12 Settembre 2016

Nullità della clausola che preveda l’applicazione di un tasso di interessi con fluttuazione tendenzialmente aperta

“La clausola contenuta nei contratti di apertura di credito in conto corrente, che preveda l’applicazione di un determinato tasso sugli interessi dovuti dal cliente e con fluttuazione tendenzialmente aperta, da correggere con sua automatica riduzione in caso di superamento del cd. tasso soglia usurario, ma solo mediante l’astratta affermazione del diritto alla restituzione del supero in capo al correntista, è nulla ex art. 1344 c.c., perché tesa ad eludere il divieto di pattuire interessi usurari, previsto dall’art. 1815 c.c., comma 2, per il mutuo, regola applicabile per tutti i contratti che prevedono la messa a disposizione di denaro dietro una remunerazione”.

La pronuncia della Suprema Corte si segnala per aver affrontato due importanti questioni: i profili di illegittimità della c.d. clausola di salvaguardia e la correttezza (o meno) della rilevanza della commissione di massimo scoperto ai fini della valutazione dell’usura per le operazioni ante 2010.
Avuto riguardo alla clausola di salvaguardia, ossia alla clausola che, nei contratti di apertura di credito in conto corrente, prevede l’applicazione di un determinato tasso di interesse con possibilità di riduzione automatica dello stesso in caso di superamento del tasso soglia usurario, la Corte rileva profili di illegittimità.

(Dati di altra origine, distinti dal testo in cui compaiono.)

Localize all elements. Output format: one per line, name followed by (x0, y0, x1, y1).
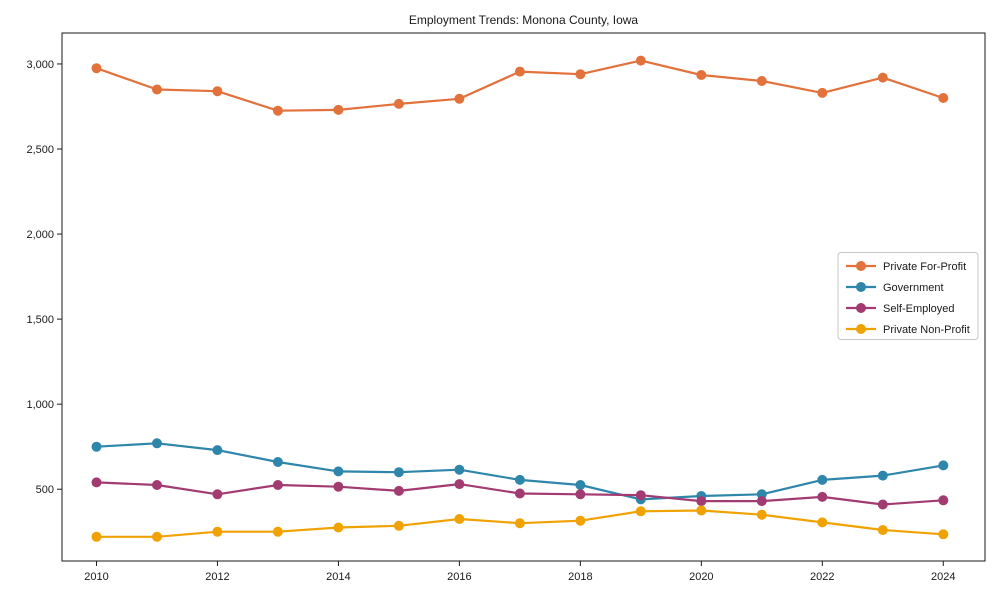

In particolare, il meccanismo di addebito di tassi usurari con possibilità riconosciuta al cliente di agire in ripetizione per la restituzione degli interessi pagati oltre soglia rappresenta un’elusione del divieto di pattuire interessi usurari di cui all’art. 1815 c.c. Il mero riconoscimento in capo al correntista del diritto alla restituzione delle somme pagate alla banca oltre soglia, infatti, consente il vietato addebito di interessi usurari, rimettendo alla scelta del cliente di attivarsi per il recupero delle somme non dovute.

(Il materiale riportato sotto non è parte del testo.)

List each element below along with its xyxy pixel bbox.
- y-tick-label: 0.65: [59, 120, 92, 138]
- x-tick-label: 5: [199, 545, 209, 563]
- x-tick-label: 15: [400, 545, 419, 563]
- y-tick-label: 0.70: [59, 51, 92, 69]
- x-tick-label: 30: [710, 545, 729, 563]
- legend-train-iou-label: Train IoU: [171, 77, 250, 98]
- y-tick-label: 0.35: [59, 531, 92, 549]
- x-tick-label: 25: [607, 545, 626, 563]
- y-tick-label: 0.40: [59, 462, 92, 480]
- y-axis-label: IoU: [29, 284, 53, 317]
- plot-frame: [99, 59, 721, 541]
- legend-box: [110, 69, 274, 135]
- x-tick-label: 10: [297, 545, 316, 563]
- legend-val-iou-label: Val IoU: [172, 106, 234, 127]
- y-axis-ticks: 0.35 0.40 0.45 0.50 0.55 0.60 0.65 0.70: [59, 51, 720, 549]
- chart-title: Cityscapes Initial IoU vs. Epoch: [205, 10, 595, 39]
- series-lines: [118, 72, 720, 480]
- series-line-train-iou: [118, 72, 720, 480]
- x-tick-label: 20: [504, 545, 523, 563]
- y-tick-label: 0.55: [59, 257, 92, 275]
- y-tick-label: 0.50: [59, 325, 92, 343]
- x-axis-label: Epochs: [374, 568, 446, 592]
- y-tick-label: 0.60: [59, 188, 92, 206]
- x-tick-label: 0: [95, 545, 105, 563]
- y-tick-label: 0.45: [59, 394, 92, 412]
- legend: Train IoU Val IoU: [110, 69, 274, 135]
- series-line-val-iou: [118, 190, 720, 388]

La clausola, quindi, deve considerarsi nulla in quanto stipulata in frode alla legge (art. 1344 c.c.), in quanto non direttamente violativa del disposto di legge ma strumentale alla sua inapplicazione.
Come anticipato, la sentenza in commento si segnala anche per aver affrontato altra e importante questione, ossia il computo delle commissioni di massimo scoperto nelle rilevazioni di usura ante 2010.
Il problema della rilevanza delle commissioni di massimo scoperto ai fini dell’accertamento del superamento del tasso di usurarietà si impone per il periodo anteriore al 2010, anno a partire dal quale le commissioni di massimo scoperto sono state considerate nel computo dell’usurarietà, ai sensi dell’art. 2 bis, comma 2, D.L. 185/2008, conv. in L. 2/2009.
La suddetta norma, infatti, espressamente considerava le commissioni di massimo scoperto rilevanti ai fini dell’applicazione dell’art. 1815 c.c. e dell’art. 644 c.p., rendendo necessario l’adeguamento delle successive Istruzioni della Banca d’Italia.
Si discuteva, in particolare, in ordine alla possibilità di intendere la norma de qua come norma di interpretazione autentica e, quindi, con portata retroattiva.
La lettura fatta propria dal giudice di merito è stata sconfessata dal Giudice di legittimità in ragione della considerazione che non sono rinvenibili elementi da cui desumere la sussistenza di una norma di interpretazione autentica. Più precisamente, perché sia possibile qualificare una norma come di interpretazione autentica è necessario che risulti “l’intento del legislatore di imporre un determinato significato a precedenti disposizioni di pari grado, così da far regolare dalla nuova norma fattispecie sorte anteriormente alla sua entrata in vigore, dovendosi escludere, in applicazione del canone ermeneutico che impone all’interprete di attribuire un senso a tutti gli enunciati del precetto legislativo, che la disposizione possa essere intesa come diretta ad imporre un determinata disciplina solo per il futuro” (Cass., Sez. Un. n. 9941/2009).
Nella norma in esame, invece, nessun dato testuale esprime una precisa volontà del legislatore di offrire un’interpretazione autentica dell’art. 644 c.p. e dell’art. 1815 c.c.
Ne segue la portata innovativa del citato art. 2 bis, comma 2, D.L. 185/2008, disposizione che modifica la precedente normativa, superando il previgente meccanismo ricognitivo-determinativo primario che espressamente escludeva la commissione di massimo scoperto dal calcolo del tasso usurario
Per i rapporti sino al 31 dicembre 2009, quindi, le commissioni di massimo scoperto non rilevano ai fini del calcolo del tasso usurario, mentre per i rapporti successivi si applica l’art. 2 bis, comma 2, D.L. 185/2008, che contempla la commissione di massimo scoperto tra i valori di cui occorre tenere conto ai fini della valutazione del superamento del tasso soglia.